Find the maximum and minimum radii vectors of section of the surface.
$(x^2+y^2+z^2)^2=a^2x^2+b^2y^2+c^2z^2$ by the plane $lx+my+nz=0$
I formed an expression $F=x^2+y^2+z^2 + \alpha((x^2+y^2+z^2)^2-a^2x^2+b^2y^2+c^2z^2) + \beta(lx+my+nz).$ I partially differentiated the expression wrt $x,y$ and $z$, and equated it to $0$ to obtain the stationary points. I obtained $\alpha=-\frac{1}{r^2}$, and $\beta=\frac{2a^2lx+2b^2my+2c^2nz}{-r^2(l^2+m^2+n^2)}$ where $r=\sqrt{(x^2+y^2+z^2)}$.
I also found $x=\frac{-\beta lr^2}{2(a^2-r^2)}, y=\frac{-\beta mr^2}{2(b^2-r^2)}$ and $z=\frac{-\beta nr^2}{2(c^2-r^2)}$. On substituting the value of $\beta$ the expression for $x,y$ and $z$ gets even more complex. I am not able to find $x,y$ and $z$ individually.
If anyone can help me with a solution for this by Lagrange's multiplier method, I would be really happy.
I expect we can solve this problem using its geometrical interpretation.
As the radius ($r(x,y,z)$) we’ll be understand a distance from a point $(x,y,z)$ ofm the section to the origin $(0,0,0)$. Then the minimum radius is zero, because the section contains the origin.
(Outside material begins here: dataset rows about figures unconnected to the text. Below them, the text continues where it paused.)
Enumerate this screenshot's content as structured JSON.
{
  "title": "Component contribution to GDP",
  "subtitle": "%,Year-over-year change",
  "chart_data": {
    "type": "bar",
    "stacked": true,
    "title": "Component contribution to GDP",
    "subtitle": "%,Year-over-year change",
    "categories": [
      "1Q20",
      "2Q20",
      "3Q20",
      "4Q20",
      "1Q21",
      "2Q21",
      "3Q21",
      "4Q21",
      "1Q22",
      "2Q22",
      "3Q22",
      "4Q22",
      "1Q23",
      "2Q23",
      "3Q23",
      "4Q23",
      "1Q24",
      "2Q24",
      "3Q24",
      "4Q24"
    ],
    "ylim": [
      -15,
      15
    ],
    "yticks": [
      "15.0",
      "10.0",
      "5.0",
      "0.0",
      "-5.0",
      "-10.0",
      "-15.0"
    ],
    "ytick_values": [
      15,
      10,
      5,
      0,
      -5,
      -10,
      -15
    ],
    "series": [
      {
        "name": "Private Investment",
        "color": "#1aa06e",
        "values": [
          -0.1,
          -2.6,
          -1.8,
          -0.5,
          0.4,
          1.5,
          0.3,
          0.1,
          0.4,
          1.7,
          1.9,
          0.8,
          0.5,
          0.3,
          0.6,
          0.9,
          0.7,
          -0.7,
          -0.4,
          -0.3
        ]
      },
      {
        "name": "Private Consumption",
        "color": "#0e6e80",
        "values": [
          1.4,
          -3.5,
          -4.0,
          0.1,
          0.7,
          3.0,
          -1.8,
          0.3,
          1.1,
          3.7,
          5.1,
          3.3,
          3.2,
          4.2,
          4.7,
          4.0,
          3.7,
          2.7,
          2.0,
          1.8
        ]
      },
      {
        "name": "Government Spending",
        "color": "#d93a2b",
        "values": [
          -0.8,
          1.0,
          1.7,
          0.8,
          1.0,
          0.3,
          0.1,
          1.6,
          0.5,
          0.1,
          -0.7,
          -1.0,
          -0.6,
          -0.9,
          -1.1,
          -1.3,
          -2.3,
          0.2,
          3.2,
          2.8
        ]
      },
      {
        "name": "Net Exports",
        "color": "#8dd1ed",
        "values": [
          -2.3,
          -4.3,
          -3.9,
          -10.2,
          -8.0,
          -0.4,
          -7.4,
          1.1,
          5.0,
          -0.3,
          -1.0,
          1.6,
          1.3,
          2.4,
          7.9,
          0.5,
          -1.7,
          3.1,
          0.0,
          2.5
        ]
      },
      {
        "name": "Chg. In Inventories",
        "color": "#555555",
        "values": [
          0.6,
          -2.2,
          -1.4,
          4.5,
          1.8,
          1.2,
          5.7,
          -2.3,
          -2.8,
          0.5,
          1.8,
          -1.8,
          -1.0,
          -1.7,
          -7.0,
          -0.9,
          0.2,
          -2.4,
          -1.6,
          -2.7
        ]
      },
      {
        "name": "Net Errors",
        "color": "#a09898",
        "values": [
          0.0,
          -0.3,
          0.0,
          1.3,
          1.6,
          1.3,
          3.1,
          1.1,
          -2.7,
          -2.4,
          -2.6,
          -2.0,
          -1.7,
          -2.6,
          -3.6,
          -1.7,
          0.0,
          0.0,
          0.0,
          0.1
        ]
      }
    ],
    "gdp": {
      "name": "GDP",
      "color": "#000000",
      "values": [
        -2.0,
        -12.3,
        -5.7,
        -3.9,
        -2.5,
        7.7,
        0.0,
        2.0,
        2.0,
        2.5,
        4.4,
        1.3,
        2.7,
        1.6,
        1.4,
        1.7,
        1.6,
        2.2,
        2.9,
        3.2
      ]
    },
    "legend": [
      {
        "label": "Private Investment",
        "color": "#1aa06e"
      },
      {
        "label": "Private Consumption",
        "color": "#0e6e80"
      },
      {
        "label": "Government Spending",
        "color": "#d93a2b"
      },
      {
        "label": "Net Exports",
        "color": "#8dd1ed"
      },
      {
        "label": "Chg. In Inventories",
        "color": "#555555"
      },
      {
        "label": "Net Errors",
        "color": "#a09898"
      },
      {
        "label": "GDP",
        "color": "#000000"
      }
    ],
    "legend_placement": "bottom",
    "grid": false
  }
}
To find the maximum radius we’ll proceed as follows. The left hand side of the surface equation is $r^4$. With this value fixed the right hand side of the equality is an equation of an ellipsoid (provided all $a,b,c$ are non-zero). Its intersection with the plane given by the equation $lx+my+nz=0$ is an ellipse (this intersection should be an ellipse even if one of $a,b,c$ is zero and I’ll skip the remaining degenerate cases). Now the equality between the left hand side and the right hand side of the equation describes the intersection of the ellipse with the circle of radius $r^2$ centered at the origin. Since when $r$ tends to the infinity, the left hand side describes the family of circles homothetic with the coefficient $r^2$ and the center at the origin, whereas the right hand describes the family of ellipses homothetic with the coefficient $r$ and the same center, eventually the intersection will be empty, and the maximum $r$ for which it is non-empty is attained when the endpoints of the big axis of the ellipse are exactly at the distance $r^2$ from the origin. This is a geometric condition for the maximum radius of the section, which should be converted to an analytical one.
Your are too hasty. I have problems at which I am stuck from the former millennium. :-)